The court has also indicated that a further option may be available, namely a hyphenated name (see Mahoney & McKenzie (1993) FLC 92–408). The court held that:

  • the court attached no significance to the manner of the registration, which was the husband’s surname and did not find a particular attachment or identification with either parent’s surnames
  • a number of benefits could be expected to arise from the use of a hyphenated surname for the child, because:
    • the child had an ongoing relationship with both of their parents, although they did not live together
    • the hyphenated surname might facilitate the recognition by others of the child circumstances and the ease with which the child had accepted such circumstances
    • the use of the hyphenated surname offered the child a middle road in times of rapidly changing social attitudes.

The court had some reservations about the utility of a general adoption of hyphenated surnames but said that any choices that might need to be made were best left to the child in his mature years.

The issue of a child’s surname is a matter that falls within general parental responsibilities. When a child’s surname is a contentious issue, it may be appropriate to seek a specific issues order preventing or seeking the change of a child’s surname.
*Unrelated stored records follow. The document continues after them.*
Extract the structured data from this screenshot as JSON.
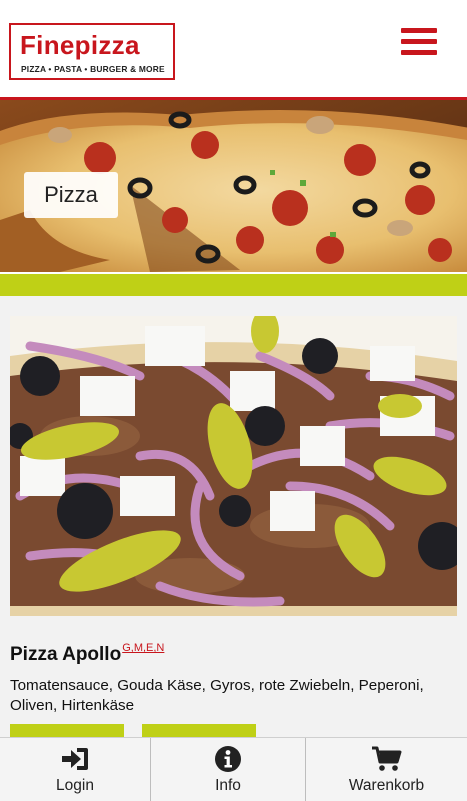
{
  "header": {
    "logo_title": "Finepizza",
    "logo_subtitle": "PIZZA • PASTA • BURGER & MORE",
    "menu_icon": "hamburger-menu-icon",
    "accent_color": "#c8161d"
  },
  "banner": {
    "category_label": "Pizza"
  },
  "product": {
    "name": "Pizza Apollo",
    "allergens": "G,M,E,N",
    "description": "Tomatensauce, Gouda Käse, Gyros, rote Zwiebeln, Peperoni, Oliven, Hirtenkäse",
    "button_color": "#bfd016"
  },
  "bottom_nav": {
    "items": [
      {
        "label": "Login",
        "icon": "sign-in-icon"
      },
      {
        "label": "Info",
        "icon": "info-icon"
      },
      {
        "label": "Warenkorb",
        "icon": "shopping-cart-icon"
      }
    ]
  }
}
Evidence to support the need for either order will need to be provided by an affidavit.

Foreign residence orders

Australian courts are required to recognise and give effect to registered overseas residence orders.

The orders that may be registered in Australia are those of a prescribed overseas jurisdiction, which includes New Zealand, Papua New Guinea and most states of the United States of America.

The procedure for registering overseas residence orders is contained in reg 23 of the Family Law Regulations 1984 (Cth).

Once an overseas residence order is registered, it has the same force and effect as if it were an order under the Family Law Act. No court in Australia that is aware of the order can then exercise jurisdiction for the residence of or contact to the child concerned, unless:

  • every person who has rights of residence or contact under the foreign order consents
  • substantial grounds exist for believing that the welfare of the child would be adversely affected if the court does not exercise its jurisdiction.

The Family Court cannot make an order affecting the residence of or contact to a child who is subject of an overseas residence order unless it is satisfied that:

  • the welfare of the child is likely to be adversely affected if the order is not made
  • there has been such a change in the circumstances of the child since the making of the overseas residence order that the order ought to be made (s 70J(2) Family Law Act) (see Klassen & Brooks (1986) FLC 91–765).